2011/4/8 Raptorial Talon <raptorialtalon@gmail.com>:
>
> Yet the Miocene saw the
> replacement of nearly all the archaic lumberers with much more
> fleet-footed forms - even in forests, the traditional stronghold of
> the more graviportal-ish critters. Not that there weren't holdouts (or
> aren't today, for that matter). But as a general trend, the various
> horses, rhinos, tylopods, and pecorans that constituted the greater
> share of the large-herbivore biota of the day were pretty well-adapted
> to swift and/or efficient locomotion.
>
Even in forests? Is there a source stating this? (of course, I do not
require it for just now). In South America at least, there was still
plenty of non-cursorial beasts in the Miocene, especially among
xenarthrans, marsupials, toxodonts, etc. In North America, you still
have slow oreodonts by the time. Rodents, generally speaking, never
were too fast either, yet they form, today and likely then, great part
of the prey of predators.

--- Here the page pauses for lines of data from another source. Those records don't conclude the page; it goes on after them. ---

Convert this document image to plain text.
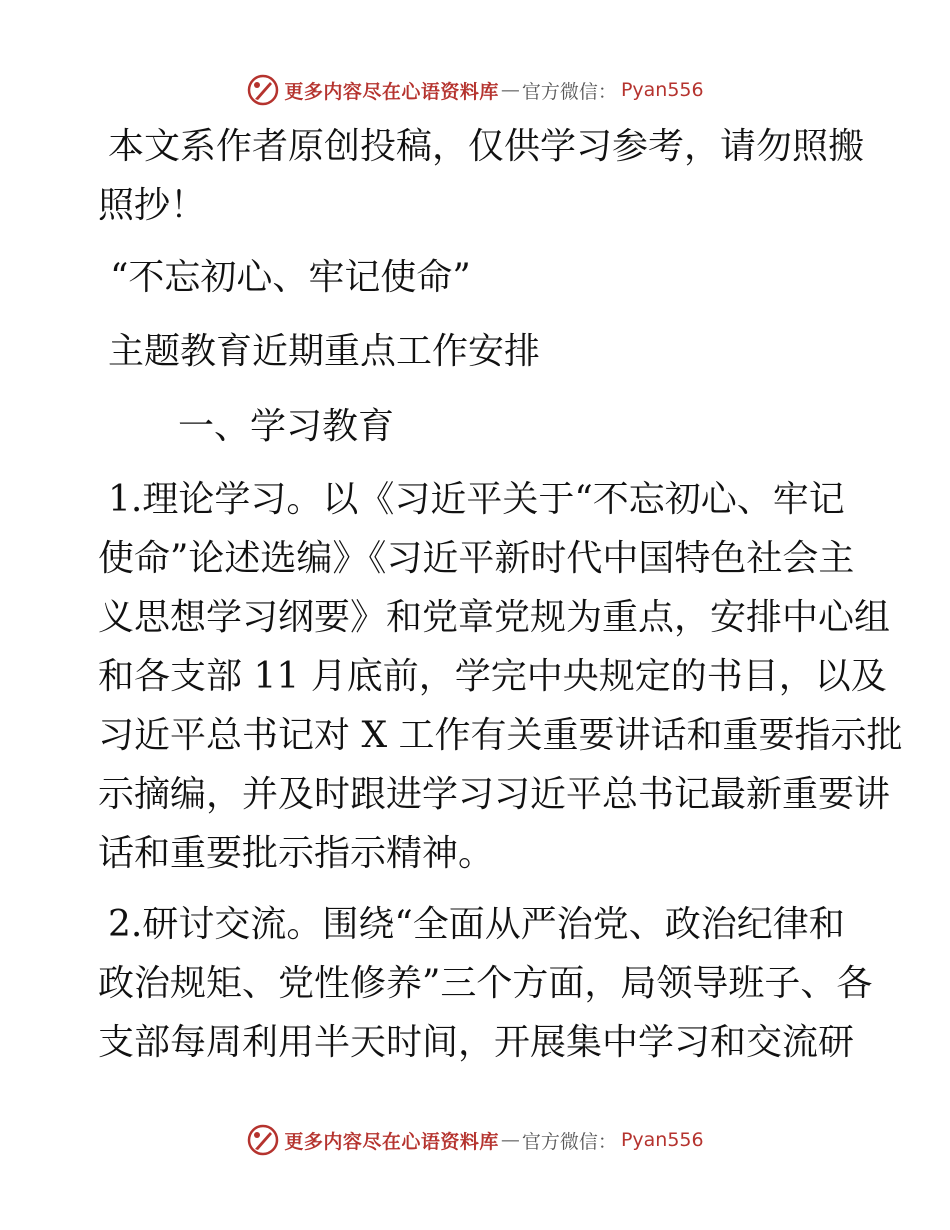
更多内容尽在心语资料库 — 官方微信： Pyan556
本文系作者原创投稿，仅供学习参考，请勿照搬
照抄！
“不忘初心、牢记使命”
主题教育近期重点工作安排
一、学习教育
1.理论学习。以《习近平关于“不忘初心、牢记
使命”论述选编》《习近平新时代中国特色社会主
义思想学习纲要》和党章党规为重点，安排中心组
和各支部 11 月底前，学完中央规定的书目，以及
习近平总书记对 X 工作有关重要讲话和重要指示批
示摘编，并及时跟进学习习近平总书记最新重要讲
话和重要批示指示精神。
2.研讨交流。围绕“全面从严治党、政治纪律和
政治规矩、党性修养”三个方面，局领导班子、各
支部每周利用半天时间，开展集中学习和交流研
更多内容尽在心语资料库 — 官方微信： Pyan556
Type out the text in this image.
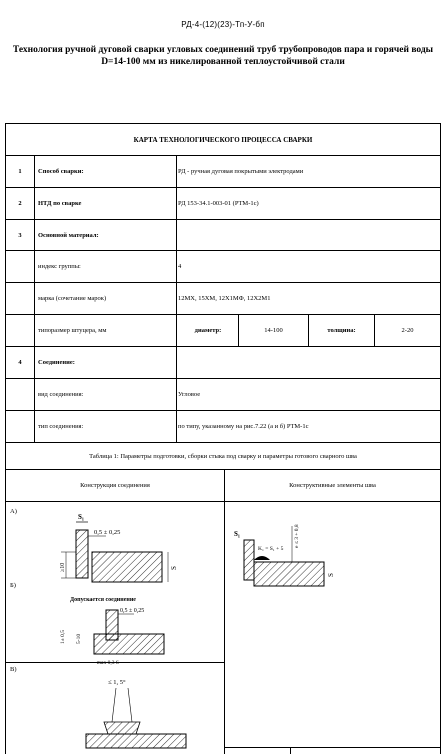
РД-4-(12)(23)-Тп-У-бп
Технология ручной дуговой сварки угловых соединений труб трубопроводов пара и горячей воды D=14-100 мм из никелированной теплоустойчивой стали
КАРТА ТЕХНОЛОГИЧЕСКОГО ПРОЦЕССА СВАРКИ
1	Способ сварки:	РД - ручная дуговая покрытыми электродами
2	НТД по сварке	РД 153-34.1-003-01 (РТМ-1с)
3	Основной материал:
индекс группы:	4
марка (сочетание марок)	12МХ, 15ХМ, 12Х1МФ, 12Х2М1
типоразмер штуцера, мм	диаметр:	14-100	толщина:	2-20
4	Соединение:
вид соединения:	Угловое
тип соединения:	по типу, указанному на рис.7.22 (а и б) РТМ-1с
Таблица 1: Параметры подготовки, сборки стыка под сварку и параметры готового сварного шва
Конструкция соединения	Конструктивные элементы шва
А)
S₁
0,5 ± 0,25
≥10	S
Б)
Допускается соединение
0,5 ± 0,25
1± 0,5 5-10
–max 0,3 S
В)
≤ 1, 5°
S₁
K₁ = S₁ + 5
e ≤ 3 + 0,8
S
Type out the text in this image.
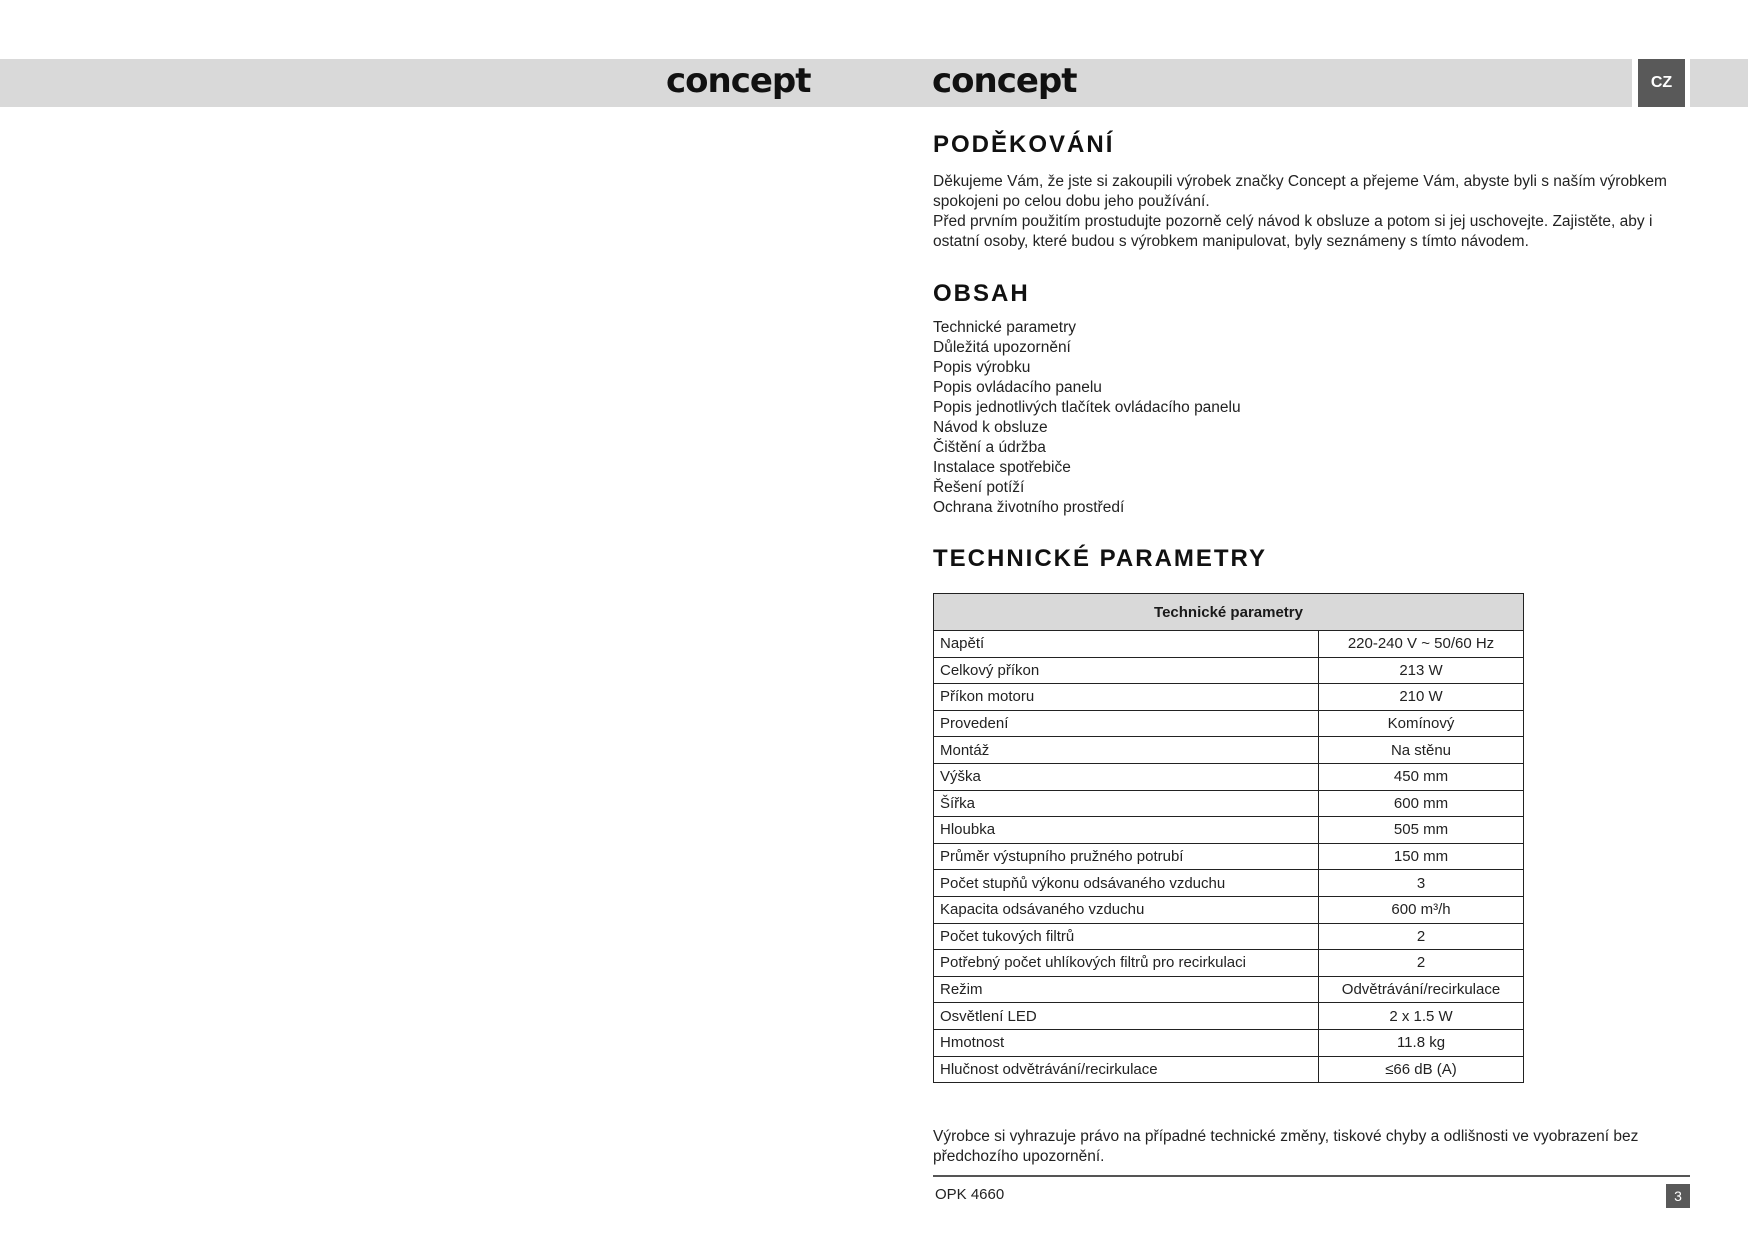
CZ
concept	concept
PODĚKOVÁNÍ
Děkujeme Vám, že jste si zakoupili výrobek značky Concept a přejeme Vám, abyste byli s naším výrobkem spokojeni po celou dobu jeho používání.
Před prvním použitím prostudujte pozorně celý návod k obsluze a potom si jej uschovejte. Zajistěte, aby i ostatní osoby, které budou s výrobkem manipulovat, byly seznámeny s tímto návodem.
OBSAH
Technické parametry
Důležitá upozornění
Popis výrobku
Popis ovládacího panelu
Popis jednotlivých tlačítek ovládacího panelu
Návod k obsluze
Čištění a údržba
Instalace spotřebiče
Řešení potíží
Ochrana životního prostředí
TECHNICKÉ PARAMETRY
Technické parametry	
Napětí	220-240 V ~ 50/60 Hz
Celkový příkon	213 W
Příkon motoru	210 W
Provedení	Komínový
Montáž	Na stěnu
Výška	450 mm
Šířka	600 mm
Hloubka	505 mm
Průměr výstupního pružného potrubí	150 mm
Počet stupňů výkonu odsávaného vzduchu	3
Kapacita odsávaného vzduchu	600 m³/h
Počet tukových filtrů	2
Potřebný počet uhlíkových filtrů pro recirkulaci	2
Režim	Odvětrávání/recirkulace
Osvětlení LED	2 x 1.5 W
Hmotnost	11.8 kg
Hlučnost odvětrávání/recirkulace	≤66 dB (A)
Výrobce si vyhrazuje právo na případné technické změny, tiskové chyby a odlišnosti ve vyobrazení bez předchozího upozornění.
OPK 4660	3
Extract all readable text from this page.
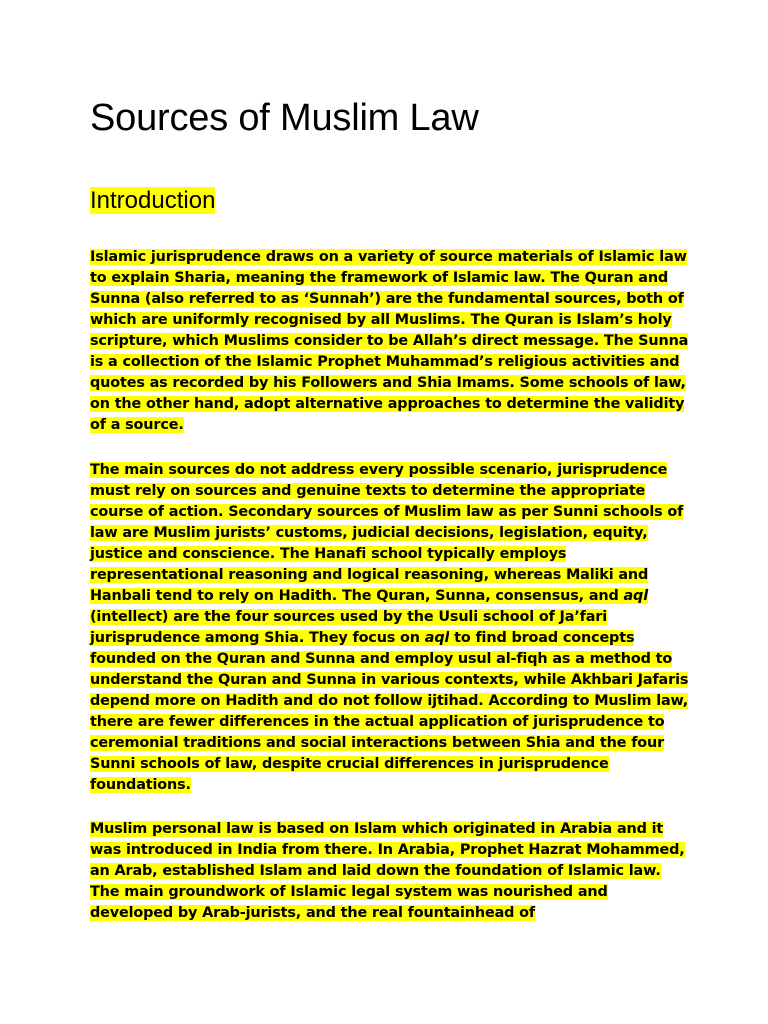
Sources of Muslim Law
Introduction

Islamic jurisprudence draws on a variety of source materials of Islamic law to explain Sharia, meaning the framework of Islamic law. The Quran and Sunna (also referred to as ‘Sunnah’) are the fundamental sources, both of which are uniformly recognised by all Muslims. The Quran is Islam’s holy scripture, which Muslims consider to be Allah’s direct message. The Sunna is a collection of the Islamic Prophet Muhammad’s religious activities and quotes as recorded by his Followers and Shia Imams. Some schools of law, on the other hand, adopt alternative approaches to determine the validity of a source.

The main sources do not address every possible scenario, jurisprudence must rely on sources and genuine texts to determine the appropriate course of action. Secondary sources of Muslim law as per Sunni schools of law are Muslim jurists’ customs, judicial decisions, legislation, equity, justice and conscience. The Hanafi school typically employs representational reasoning and logical reasoning, whereas Maliki and Hanbali tend to rely on Hadith. The Quran, Sunna, consensus, and aql (intellect) are the four sources used by the Usuli school of Ja’fari jurisprudence among Shia. They focus on aql to find broad concepts founded on the Quran and Sunna and employ usul al-fiqh as a method to understand the Quran and Sunna in various contexts, while Akhbari Jafaris depend more on Hadith and do not follow ijtihad. According to Muslim law, there are fewer differences in the actual application of jurisprudence to ceremonial traditions and social interactions between Shia and the four Sunni schools of law, despite crucial differences in jurisprudence foundations.

Muslim personal law is based on Islam which originated in Arabia and it was introduced in India from there. In Arabia, Prophet Hazrat Mohammed, an Arab, established Islam and laid down the foundation of Islamic law. The main groundwork of Islamic legal system was nourished and developed by Arab-jurists, and the real fountainhead of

Velocity is mostly important regarding
predation, and I do not see that the Miocene presented faster
carnivores than today. Today, most terrestrial carnivores which are
not canids, felids or hyenids are not cursorial, and they amount to
less than half of the diversity of carnivorous mammals, surpassed in
number by slower carnivores as mustelids, ursids, viverrids,
procyonids, herpestids, etc. It seems difficult that in the Miocene,
with more forests than today as David indicates, and with African
creodonts, South American borhyaenoids, and Holarctic amphycyonids,
the pressure for velocity on herbivores was any stronger than today.
It seems to me that another advantage for cursoriality is stride
increase and thus energy-saving locomotion, not only velocity.